Quand La Chine sollicite les petits opérateurs : Propriété viticole, marque de Cognac

27 juin 2013

Que ce soient les vendeurs directs ou les petites maisons de Cognac, ils le disent tous. Il ne se passe pas de semaine où ils ne reçoivent sur internet une ou plusieurs sollicitations de Chinois (ou de Français vivant en Chine) pour acheter du Cognac et le revendre. A coup sûr Vinexpo, du 16 au 20 juin 2013 à Bordeaux, verra une floraison de ces demandes. Voilà environ trois ans que le phénomène existe, porté par le « boom » du Cognac en Chine. Quelles réponses les opérateurs du vignoble accordent-ils à ces sollicitations ? Les quatre témoignages qui suivent reflètent une diversité d’opinions. Un viticulteur-vendeur direct vient de franchir le pas. Sa première commande est en voie de groupage. Les conditions lui convenaient. Il ne s’est pas trop posé de questions. Juste a-t-il pris la précaution de « border » le paiement (70 % à la commande, les 30 % restant au départ du chai). Le risque est donc sous contrôle. L’un de ses collègues exprime, lui, le peu d’intérêt pour ce genre de proposition.

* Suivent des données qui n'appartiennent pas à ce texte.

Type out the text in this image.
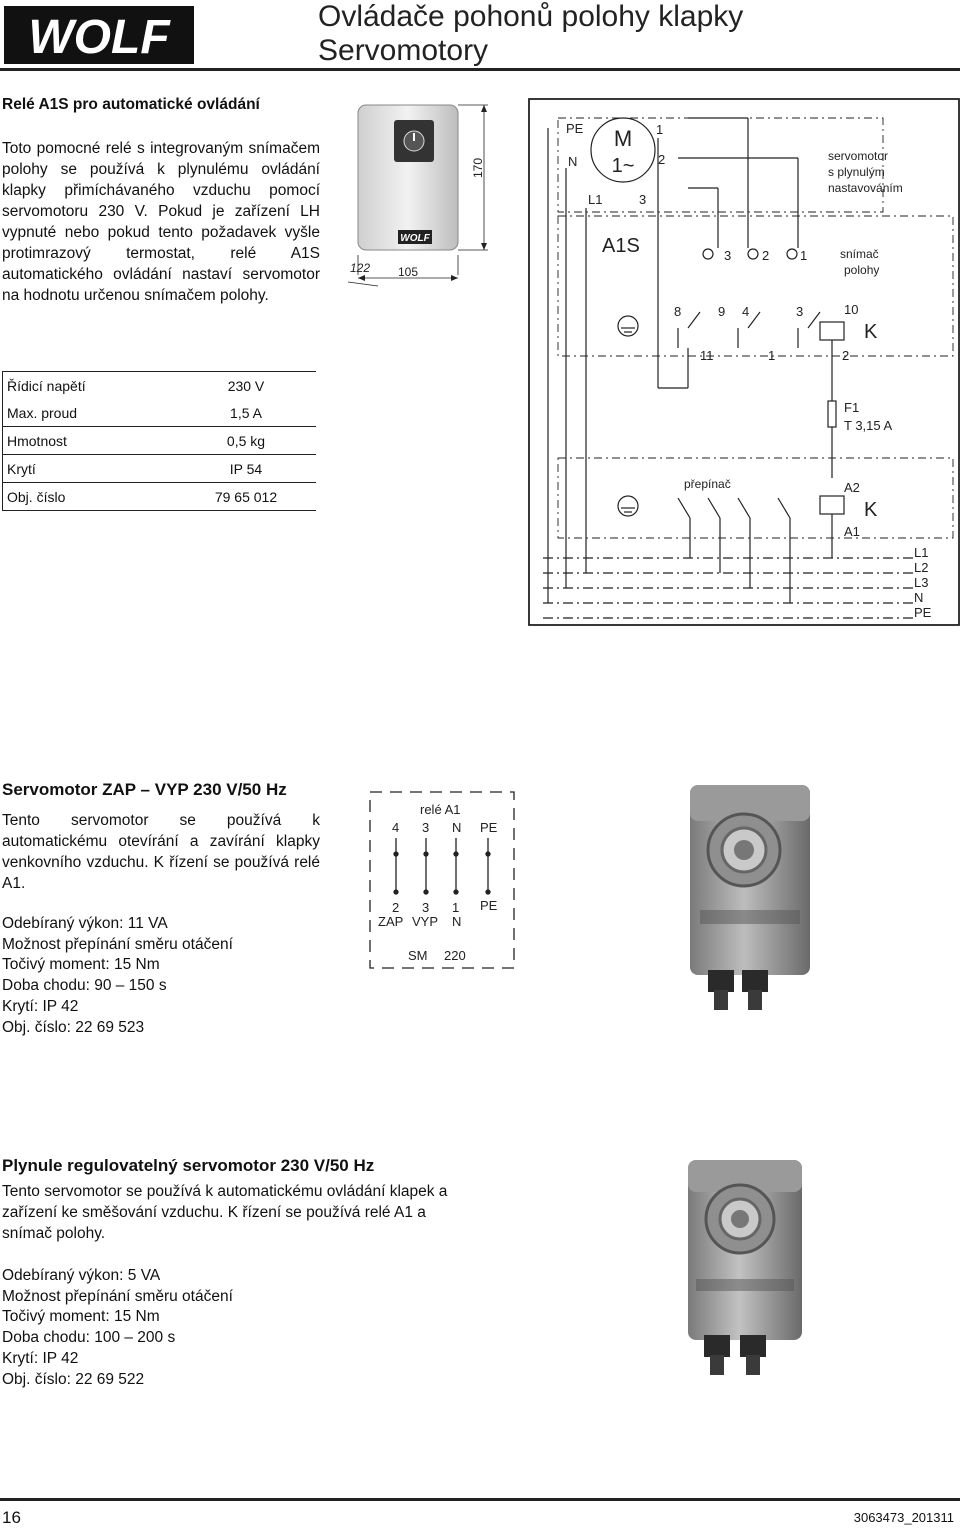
WOLF	Ovládače pohonů polohy klapky
Servomotory
Relé A1S pro automatické ovládání
Toto pomocné relé s integrovaným snímačem polohy se používá k plynulému ovládání klapky přimíchávaného vzduchu pomocí servomotoru 230 V. Pokud je zařízení LH vypnuté nebo pokud tento požadavek vyšle protimrazový termostat, relé A1S automatického ovládání nastaví servomotor na hodnotu určenou snímačem polohy.
Řídicí napětí	230 V
Max. proud	1,5 A
Hmotnost	0,5 kg
Krytí	IP 54
Obj. číslo	79 65 012
WOLF
170
105
122
PE
N
L1
M
1~
1
2
3
servomotor
s plynulým
nastavováním
A1S	3 2 1	snímač
polohy
8	9 4	3	10
K
11	1	2
F1
T 3,15 A
přepínač	A2
K
A1
L1
L2
L3
N
PE
Servomotor ZAP – VYP 230 V/50 Hz
Tento servomotor se používá k automatickému otevírání a zavírání klapky venkovního vzduchu. K řízení se používá relé A1.
Odebíraný výkon: 11 VA
Možnost přepínání směru otáčení
Točivý moment: 15 Nm
Doba chodu: 90 – 150 s
Krytí: IP 42
Obj. číslo: 22 69 523
relé A1
4 3 N PE
2 3 1 PE
ZAP VYP N
SM 220
Plynule regulovatelný servomotor 230 V/50 Hz
Tento servomotor se používá k automatickému ovládání klapek a zařízení ke směšování vzduchu. K řízení se používá relé A1 a snímač polohy.
Odebíraný výkon: 5 VA
Možnost přepínání směru otáčení
Točivý moment: 15 Nm
Doba chodu: 100 – 200 s
Krytí: IP 42
Obj. číslo: 22 69 522
16	3063473_201311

Il craint « les coups sans lendemain » et parle d’un autre métier, dont il ne maîtrise ni les codes ni la culture. « Ce n’est pas pour moi. » Un récoltant déjà frotté à l’export a répondu positivement à certaines approches, mais sans suite. Les contacts n’ont jamais abouti. Aujourd’hui, il se montre particulièrement critique. « Il ne faut pas rêver. Ces gens-là sont à la recherche de prix. Ils vendraient père et mère pour faire des affaires. » Il considère les intermédiaires qu’il a rencontrés comme peu professionnels. « Ils ne s’intéressent pas au produit. » Château de Beaulon, l’archétype de la maison « de propriétaire », a mis un pied en Chine. Elle ne le regrette pas, même si elle estime « que c’est compliqué ». « Ce n’est pas forcément la philosophie d’une petite maison ». Malgré tout, démonstration est faite que c’est possible.

 

 

Propriété viticole en Grande Champagne, marque de Cognac

J. F M – « Des mails, j’en reçois pratiquement un par jour. Cela s’est un peu calmé cet an-ci et encore. Ce sont des gens de Chine ou des Français établis en Chine qui, tous, souhaitent vendre du Cognac en Chine. La plupart du temps, je n’y fais pas attention sauf quand il y en a un qui semble avoir un peu plus les pieds sur terre. En ce moment, je discute avec 4-5 opérateurs différents et je viens de conclure avec l’un d’eux. Il est venu à la maison. Ce qu’il a goûté lui a plu. Il s’exprimait dans un anglais impeccable. Il m’a proposé 5 000 bouteilles par an (un mix VS, VSOP et XO), à un prix qui me convenait. Avec de telles quantités, je ne vais pas inonder le marché mais, en ce qui me concerne, je considère qu’il s’agit d’une très bonne commande. Contrairement à certains autres importateurs, il a compris qu’un viticulteur n’était pas capable de lui fournir un container tous les trois mois. Il pratique le groupage. Apparemment, je fais partie de la seconde commande qu’il passe avec des gens du coin. La première commande a été expédiée en fin d’année. J’ignore où va la marchandise, dans quelle région, pour quel type de distribution – les acheteurs se montrent peu diserts – et je ne sais pas non plus s’il y en aura d’autres. J’ose quand même l’espérer. C’est justement parce que je n’étais pas adepte de “faire un coup” que je fus très longtemps réticent à ce genre de proposition. Mais, pour continuer à fonctionner, nous avons tous besoins de liquidités. Je viens d’embaucher un salarié. Il faut le payer. Par ailleurs, je ne mets pas tous mes œufs dans le même panier.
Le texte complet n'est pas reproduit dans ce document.